Artinya, upaya pelestarian lingkungan tidak hanya dilakukan di pabrik pengolahan, tetapi juga menyentuh aspek budidaya, pemilihan bahan baku yang bertanggung jawab, hingga distribusi produk yang minim jejak karbon, sehingga menjadi standar baru bagi perusahaan sejenis di Indonesia.

Kolaborasi Inklusif Demi Kedaulatan Pangan

Selain menyoroti aspek ekologis, Novita juga memberikan perhatian khusus pada dimensi sosial-ekonomi dalam ekosistem industri pangan modern.

Ia mengingatkan bahwa pertumbuhan bisnis korporasi besar tidak boleh menciptakan kesenjangan yang semakin lebar dengan para pelaku usaha kecil yang menjadi tulang punggung ekonomi rakyat.

Dalam pandangannya, keadilan ekonomi harus menjadi napas utama dalam setiap ekspansi industri. Perusahaan raksasa dihimbau untuk tidak membangun tembok eksklusivitas yang mematikan persaingan atau memonopoli pasar, melainkan harus membuka gerbang kemitraan seluas-luasnya bagi aktor ekonomi lokal agar tercipta iklim usaha yang sehat dan suportif.
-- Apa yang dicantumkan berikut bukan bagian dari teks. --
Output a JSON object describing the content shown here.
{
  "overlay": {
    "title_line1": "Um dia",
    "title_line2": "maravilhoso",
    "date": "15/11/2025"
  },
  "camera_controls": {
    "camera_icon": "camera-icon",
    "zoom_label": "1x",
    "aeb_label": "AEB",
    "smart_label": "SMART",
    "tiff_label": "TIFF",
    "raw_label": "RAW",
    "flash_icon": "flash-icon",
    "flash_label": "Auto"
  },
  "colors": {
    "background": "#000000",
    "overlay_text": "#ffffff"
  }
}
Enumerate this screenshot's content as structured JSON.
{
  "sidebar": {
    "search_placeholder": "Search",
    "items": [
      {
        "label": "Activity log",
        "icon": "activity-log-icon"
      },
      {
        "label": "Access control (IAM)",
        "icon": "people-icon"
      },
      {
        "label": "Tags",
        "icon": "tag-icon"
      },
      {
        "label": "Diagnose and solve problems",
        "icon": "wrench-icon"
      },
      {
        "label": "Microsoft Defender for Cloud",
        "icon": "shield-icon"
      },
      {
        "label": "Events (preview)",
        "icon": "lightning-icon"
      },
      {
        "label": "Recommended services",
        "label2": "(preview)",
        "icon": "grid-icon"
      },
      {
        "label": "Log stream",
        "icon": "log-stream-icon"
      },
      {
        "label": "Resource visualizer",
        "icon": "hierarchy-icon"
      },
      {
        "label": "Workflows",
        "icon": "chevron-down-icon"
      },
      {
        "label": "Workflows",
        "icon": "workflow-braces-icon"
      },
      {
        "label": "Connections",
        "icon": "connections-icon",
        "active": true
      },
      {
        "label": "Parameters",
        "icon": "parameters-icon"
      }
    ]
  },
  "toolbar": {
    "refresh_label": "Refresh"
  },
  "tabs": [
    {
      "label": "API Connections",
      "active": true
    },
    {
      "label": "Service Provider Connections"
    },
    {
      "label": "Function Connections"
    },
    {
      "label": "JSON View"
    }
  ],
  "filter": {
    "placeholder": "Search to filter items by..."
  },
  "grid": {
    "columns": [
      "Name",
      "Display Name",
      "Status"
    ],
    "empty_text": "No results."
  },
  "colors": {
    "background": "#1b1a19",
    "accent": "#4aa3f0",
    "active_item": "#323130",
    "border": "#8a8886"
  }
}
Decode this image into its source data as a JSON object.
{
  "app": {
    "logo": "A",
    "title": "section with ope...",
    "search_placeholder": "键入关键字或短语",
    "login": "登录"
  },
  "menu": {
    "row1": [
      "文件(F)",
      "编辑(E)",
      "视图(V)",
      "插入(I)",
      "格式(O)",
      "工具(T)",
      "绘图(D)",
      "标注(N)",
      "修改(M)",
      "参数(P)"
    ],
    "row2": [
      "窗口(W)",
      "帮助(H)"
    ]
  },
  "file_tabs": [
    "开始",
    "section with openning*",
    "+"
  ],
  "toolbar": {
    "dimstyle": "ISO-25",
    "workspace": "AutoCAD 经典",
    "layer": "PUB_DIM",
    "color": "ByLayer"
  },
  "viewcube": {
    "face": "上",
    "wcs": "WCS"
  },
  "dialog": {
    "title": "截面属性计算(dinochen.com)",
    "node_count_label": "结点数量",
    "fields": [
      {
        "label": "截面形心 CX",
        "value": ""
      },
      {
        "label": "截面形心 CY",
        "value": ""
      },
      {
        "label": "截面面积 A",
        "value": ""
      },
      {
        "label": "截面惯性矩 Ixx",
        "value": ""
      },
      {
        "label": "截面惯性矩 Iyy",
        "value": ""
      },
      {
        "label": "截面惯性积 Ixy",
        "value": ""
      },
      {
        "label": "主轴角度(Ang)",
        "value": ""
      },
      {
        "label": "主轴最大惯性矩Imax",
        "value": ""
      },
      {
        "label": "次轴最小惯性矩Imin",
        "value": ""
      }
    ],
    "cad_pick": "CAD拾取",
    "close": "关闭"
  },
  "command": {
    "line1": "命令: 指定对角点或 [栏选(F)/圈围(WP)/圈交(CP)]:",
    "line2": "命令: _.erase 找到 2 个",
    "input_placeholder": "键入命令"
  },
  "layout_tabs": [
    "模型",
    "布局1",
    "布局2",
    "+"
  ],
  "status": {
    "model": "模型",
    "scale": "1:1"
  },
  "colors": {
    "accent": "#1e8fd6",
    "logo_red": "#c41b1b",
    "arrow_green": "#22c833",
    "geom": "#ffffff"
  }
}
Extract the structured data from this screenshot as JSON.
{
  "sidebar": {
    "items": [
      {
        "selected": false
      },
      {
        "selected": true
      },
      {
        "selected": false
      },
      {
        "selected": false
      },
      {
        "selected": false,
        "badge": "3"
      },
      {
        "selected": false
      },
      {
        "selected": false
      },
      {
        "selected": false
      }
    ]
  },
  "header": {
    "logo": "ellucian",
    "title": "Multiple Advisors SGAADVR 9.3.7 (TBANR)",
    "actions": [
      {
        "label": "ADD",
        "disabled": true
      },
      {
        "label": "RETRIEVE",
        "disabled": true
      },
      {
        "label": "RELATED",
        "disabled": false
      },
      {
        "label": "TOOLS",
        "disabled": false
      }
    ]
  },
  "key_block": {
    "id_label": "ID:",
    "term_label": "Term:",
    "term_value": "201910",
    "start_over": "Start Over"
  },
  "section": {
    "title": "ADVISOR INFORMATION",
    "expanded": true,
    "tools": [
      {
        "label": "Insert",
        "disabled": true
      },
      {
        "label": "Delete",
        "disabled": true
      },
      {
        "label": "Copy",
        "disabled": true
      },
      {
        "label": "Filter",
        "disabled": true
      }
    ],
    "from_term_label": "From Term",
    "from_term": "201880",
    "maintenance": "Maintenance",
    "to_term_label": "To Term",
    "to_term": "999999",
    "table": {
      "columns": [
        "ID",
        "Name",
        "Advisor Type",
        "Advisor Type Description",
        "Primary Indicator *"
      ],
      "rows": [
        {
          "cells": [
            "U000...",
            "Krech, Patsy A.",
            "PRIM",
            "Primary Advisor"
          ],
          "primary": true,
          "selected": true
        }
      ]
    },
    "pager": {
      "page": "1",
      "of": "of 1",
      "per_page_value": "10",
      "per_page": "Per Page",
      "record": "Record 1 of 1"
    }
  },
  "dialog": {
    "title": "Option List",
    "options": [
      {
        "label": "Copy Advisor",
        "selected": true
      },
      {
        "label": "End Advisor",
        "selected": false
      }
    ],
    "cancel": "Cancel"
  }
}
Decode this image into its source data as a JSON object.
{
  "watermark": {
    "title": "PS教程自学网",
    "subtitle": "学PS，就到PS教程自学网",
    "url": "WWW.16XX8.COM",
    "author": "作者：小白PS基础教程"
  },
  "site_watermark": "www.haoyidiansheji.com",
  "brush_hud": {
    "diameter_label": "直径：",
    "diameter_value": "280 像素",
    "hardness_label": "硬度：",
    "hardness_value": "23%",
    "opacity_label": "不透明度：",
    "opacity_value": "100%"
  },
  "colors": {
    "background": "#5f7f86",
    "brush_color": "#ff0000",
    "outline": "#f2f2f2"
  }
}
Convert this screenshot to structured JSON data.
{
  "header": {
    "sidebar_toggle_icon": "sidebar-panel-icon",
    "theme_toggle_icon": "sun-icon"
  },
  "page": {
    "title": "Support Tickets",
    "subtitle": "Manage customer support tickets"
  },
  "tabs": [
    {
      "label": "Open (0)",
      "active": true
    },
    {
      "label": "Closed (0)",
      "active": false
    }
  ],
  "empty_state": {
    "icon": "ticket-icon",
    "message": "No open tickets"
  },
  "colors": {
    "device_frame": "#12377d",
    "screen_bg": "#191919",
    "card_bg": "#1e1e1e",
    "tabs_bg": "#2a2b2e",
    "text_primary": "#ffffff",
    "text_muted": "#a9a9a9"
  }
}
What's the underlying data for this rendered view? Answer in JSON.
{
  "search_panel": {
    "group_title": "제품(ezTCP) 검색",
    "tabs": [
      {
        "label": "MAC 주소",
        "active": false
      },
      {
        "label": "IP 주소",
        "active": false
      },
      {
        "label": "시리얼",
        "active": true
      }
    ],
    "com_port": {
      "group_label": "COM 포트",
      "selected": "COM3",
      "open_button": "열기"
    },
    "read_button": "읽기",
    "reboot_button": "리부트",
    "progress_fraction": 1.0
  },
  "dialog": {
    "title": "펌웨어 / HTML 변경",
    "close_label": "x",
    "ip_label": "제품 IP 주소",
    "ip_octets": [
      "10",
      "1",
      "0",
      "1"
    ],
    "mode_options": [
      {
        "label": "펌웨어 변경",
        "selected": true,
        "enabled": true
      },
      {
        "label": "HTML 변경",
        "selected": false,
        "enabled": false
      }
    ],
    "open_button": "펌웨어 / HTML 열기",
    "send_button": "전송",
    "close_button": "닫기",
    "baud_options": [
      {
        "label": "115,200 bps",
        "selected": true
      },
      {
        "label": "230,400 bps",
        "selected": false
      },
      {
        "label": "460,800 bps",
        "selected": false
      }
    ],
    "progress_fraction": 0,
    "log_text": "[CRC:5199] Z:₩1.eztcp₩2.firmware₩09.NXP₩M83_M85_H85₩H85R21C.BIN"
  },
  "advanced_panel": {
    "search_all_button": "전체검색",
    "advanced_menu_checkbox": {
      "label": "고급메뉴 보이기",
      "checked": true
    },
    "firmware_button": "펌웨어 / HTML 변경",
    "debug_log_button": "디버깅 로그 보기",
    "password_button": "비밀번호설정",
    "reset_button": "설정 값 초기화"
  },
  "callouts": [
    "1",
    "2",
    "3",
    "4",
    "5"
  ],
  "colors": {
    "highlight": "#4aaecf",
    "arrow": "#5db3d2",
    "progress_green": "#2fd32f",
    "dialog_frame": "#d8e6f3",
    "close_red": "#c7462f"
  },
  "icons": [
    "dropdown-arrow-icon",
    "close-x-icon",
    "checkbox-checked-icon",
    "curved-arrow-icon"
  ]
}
"Sejalan dengan semangat Astacita Presiden tentang kemandirian dan kedaulatan pangan, industri besar tidak boleh berjalan sendiri. Harus ada ruang kolaborasi yang nyata bagi UMKM dan usaha mikro, agar manfaat kemajuan industri dirasakan hingga ke lapisan ekonomi terbawah," ucapnya.

Sinergi antara industri besar dan UMKM ini dinilai krusial untuk menciptakan ketahanan pangan yang tidak hanya kuat secara kuantitas produksi, tetapi juga adil dalam distribusi kesejahteraan.

Dengan merangkul usaha mikro sebagai mitra strategis baik sebagai pemasok bahan baku maupun distributor industri pangan diharapkan mampu menjadi lokomotif penggerak ekonomi yang inklusif.

"Hal ini penting untuk memastikan bahwa nilai tambah ekonomi yang dihasilkan dari kekayaan alam Indonesia dapat dinikmati secara merata oleh masyarakat luas, dan bukan hanya terakumulasi di puncak piramida bisnis korporasi semata," jelas Novita.